When a child who has experienced such cyclical trauma is given a way out, the immediate danger is removed; he may be assured that he is safe now. Unfortunately, the child’s physiological time clock takes longer to be so assured and reset. The body has stored the rhythm of abuse, but now the object reality of the abuse is interrupted. His body is waiting for it. The longer the child goes without experiencing the abuse, the more sure his sympathetic and parasympathetic systems become that the event is imminent.
The high anxiety that this surety creates is exhausting for the person who has experienced trauma, so they begin searching for a solution. Enter risk-taking. Risk-taking behavior increases the likelihood that the bad thing will happen soon. In other words, the child is waiting for the other shoe to drop, and the anxiety becomes so intense that he goes ahead and drops the other shoe himself.
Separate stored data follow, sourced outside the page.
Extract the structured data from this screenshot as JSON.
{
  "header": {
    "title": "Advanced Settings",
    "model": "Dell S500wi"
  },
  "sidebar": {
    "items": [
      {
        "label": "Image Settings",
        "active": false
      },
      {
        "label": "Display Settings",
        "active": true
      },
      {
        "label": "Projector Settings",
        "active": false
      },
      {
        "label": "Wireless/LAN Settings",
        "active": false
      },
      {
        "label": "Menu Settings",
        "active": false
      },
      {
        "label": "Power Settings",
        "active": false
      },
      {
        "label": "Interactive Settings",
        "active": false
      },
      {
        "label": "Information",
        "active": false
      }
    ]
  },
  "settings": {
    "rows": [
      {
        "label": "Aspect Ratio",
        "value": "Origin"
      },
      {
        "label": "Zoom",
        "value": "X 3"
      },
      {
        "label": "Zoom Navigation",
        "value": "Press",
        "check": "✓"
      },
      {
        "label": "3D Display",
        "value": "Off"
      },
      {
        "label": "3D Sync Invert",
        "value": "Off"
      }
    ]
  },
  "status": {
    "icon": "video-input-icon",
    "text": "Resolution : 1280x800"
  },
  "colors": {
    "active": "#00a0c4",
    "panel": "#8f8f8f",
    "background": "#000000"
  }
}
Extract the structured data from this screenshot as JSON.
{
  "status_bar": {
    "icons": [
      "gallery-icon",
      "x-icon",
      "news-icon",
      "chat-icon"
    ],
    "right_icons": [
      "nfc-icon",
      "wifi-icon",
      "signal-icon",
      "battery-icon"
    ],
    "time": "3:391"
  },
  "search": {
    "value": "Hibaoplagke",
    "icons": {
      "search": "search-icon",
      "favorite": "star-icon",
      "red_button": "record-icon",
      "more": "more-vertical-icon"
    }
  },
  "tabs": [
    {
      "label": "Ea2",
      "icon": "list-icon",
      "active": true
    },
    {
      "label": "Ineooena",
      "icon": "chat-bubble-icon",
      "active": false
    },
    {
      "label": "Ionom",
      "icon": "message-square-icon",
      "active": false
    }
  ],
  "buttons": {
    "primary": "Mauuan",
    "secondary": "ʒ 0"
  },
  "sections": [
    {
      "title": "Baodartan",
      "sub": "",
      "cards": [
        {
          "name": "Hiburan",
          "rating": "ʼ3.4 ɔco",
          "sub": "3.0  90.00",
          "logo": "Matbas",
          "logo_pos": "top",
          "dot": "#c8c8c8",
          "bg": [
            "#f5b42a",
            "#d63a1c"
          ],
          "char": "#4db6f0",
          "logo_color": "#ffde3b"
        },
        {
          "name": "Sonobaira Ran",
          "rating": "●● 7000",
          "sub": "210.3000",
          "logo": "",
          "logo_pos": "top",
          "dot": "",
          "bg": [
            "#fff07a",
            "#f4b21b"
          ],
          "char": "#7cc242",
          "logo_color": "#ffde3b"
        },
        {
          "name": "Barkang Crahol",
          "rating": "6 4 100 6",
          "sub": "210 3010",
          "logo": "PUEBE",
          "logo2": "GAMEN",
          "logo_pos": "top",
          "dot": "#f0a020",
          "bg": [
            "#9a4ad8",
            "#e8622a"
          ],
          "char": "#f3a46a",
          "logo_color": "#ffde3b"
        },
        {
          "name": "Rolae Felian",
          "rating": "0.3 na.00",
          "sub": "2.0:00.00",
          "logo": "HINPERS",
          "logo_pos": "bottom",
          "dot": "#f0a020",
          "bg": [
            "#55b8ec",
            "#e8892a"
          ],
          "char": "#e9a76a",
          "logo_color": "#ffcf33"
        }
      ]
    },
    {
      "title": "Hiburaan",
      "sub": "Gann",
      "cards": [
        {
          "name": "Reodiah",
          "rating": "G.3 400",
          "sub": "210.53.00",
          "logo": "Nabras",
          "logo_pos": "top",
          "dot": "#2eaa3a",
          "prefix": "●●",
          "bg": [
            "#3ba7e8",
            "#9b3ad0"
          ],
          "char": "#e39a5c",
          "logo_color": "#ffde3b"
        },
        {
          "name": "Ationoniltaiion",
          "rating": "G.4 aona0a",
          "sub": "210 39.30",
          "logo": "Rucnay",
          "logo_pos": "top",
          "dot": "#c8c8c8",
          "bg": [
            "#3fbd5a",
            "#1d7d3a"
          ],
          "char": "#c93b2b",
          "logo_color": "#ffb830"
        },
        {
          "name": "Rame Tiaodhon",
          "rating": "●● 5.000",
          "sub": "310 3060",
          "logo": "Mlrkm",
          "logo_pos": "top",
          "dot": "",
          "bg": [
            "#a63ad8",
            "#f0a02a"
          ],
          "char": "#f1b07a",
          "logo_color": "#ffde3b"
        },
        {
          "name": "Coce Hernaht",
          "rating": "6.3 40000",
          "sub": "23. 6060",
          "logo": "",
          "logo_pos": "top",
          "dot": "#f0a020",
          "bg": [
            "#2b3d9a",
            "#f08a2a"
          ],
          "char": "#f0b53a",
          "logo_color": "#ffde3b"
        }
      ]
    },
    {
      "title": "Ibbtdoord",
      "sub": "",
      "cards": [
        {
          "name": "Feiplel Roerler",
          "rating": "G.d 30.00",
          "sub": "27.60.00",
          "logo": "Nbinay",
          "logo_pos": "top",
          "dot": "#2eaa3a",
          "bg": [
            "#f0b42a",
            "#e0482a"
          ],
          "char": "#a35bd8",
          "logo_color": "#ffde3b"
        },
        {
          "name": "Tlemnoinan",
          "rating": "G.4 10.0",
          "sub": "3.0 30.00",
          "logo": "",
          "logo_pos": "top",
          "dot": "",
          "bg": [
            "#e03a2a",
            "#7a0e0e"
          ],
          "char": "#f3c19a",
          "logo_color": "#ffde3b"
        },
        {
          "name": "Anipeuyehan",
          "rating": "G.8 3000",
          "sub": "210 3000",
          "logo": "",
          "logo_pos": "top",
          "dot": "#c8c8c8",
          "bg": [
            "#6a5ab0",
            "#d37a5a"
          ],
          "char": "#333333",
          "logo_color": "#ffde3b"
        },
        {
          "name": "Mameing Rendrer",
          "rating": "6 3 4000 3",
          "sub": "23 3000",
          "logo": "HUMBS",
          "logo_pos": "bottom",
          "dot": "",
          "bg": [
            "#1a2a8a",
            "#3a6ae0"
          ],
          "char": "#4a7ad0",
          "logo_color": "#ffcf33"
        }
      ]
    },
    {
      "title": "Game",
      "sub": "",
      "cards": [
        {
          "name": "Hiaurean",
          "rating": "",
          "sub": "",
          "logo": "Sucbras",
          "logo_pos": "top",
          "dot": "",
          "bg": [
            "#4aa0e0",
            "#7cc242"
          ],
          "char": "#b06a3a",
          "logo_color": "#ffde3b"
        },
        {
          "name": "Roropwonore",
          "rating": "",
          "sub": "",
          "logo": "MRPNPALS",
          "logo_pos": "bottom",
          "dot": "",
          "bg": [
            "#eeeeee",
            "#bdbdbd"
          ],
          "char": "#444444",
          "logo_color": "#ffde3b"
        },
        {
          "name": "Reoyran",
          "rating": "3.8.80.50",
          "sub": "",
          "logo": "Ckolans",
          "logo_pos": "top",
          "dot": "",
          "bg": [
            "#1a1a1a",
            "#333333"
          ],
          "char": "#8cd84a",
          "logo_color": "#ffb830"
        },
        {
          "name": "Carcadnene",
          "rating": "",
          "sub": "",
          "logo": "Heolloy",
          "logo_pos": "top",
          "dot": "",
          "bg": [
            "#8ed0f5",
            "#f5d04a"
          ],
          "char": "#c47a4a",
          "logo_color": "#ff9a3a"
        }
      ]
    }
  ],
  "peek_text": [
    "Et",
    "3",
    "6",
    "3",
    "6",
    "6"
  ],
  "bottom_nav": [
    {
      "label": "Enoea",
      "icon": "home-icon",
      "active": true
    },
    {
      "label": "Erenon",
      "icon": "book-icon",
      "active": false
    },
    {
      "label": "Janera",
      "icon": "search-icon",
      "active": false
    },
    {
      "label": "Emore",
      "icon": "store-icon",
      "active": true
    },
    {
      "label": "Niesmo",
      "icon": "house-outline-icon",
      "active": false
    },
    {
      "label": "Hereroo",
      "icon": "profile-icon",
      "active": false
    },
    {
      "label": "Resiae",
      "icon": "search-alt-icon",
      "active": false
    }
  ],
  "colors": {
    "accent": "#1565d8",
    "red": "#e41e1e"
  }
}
Cognitive Effects/Effects on Thought Life
When a child has been traumatized, you’re also likely to see the effects trauma has on his cognition and thought life. A traumatized child may have difficulty concentrating, be easily distracted, and exhibit a short attention span and poor impulse control, all manifestations of a child’s response to the trauma. It is easy to see why so many child trauma survivors are mistakenly diagnosed with Attention-Deficit/Hyperactivity Disorder (ADHD).
Kids may also develop idiosyncratic fears or specific worries that never troubled them before the trauma. Children may additionally perseverate on certain aspects of the trauma or develop maladaptive thoughts. These can understandably be quite distressing for kids; they may be flooded by these thoughts and feel they have no mechanism for holding them in check.
Other effects you might observe in children who have experienced trauma are dissociation and guilt. In older children and teens, you may see them begin to question their values and beliefs as they undergo the trauma recovery process.
Therapeutic intervention is often essential and can be very beneficial for children who have experienced trauma. Therapy can help alleviate a child’s symptoms and help return them to their pre-trauma functioning level. Frequently when trauma is not somehow addressed and processed in childhood, the trauma survivor will continue to experience manifestations of their experience even into adulthood.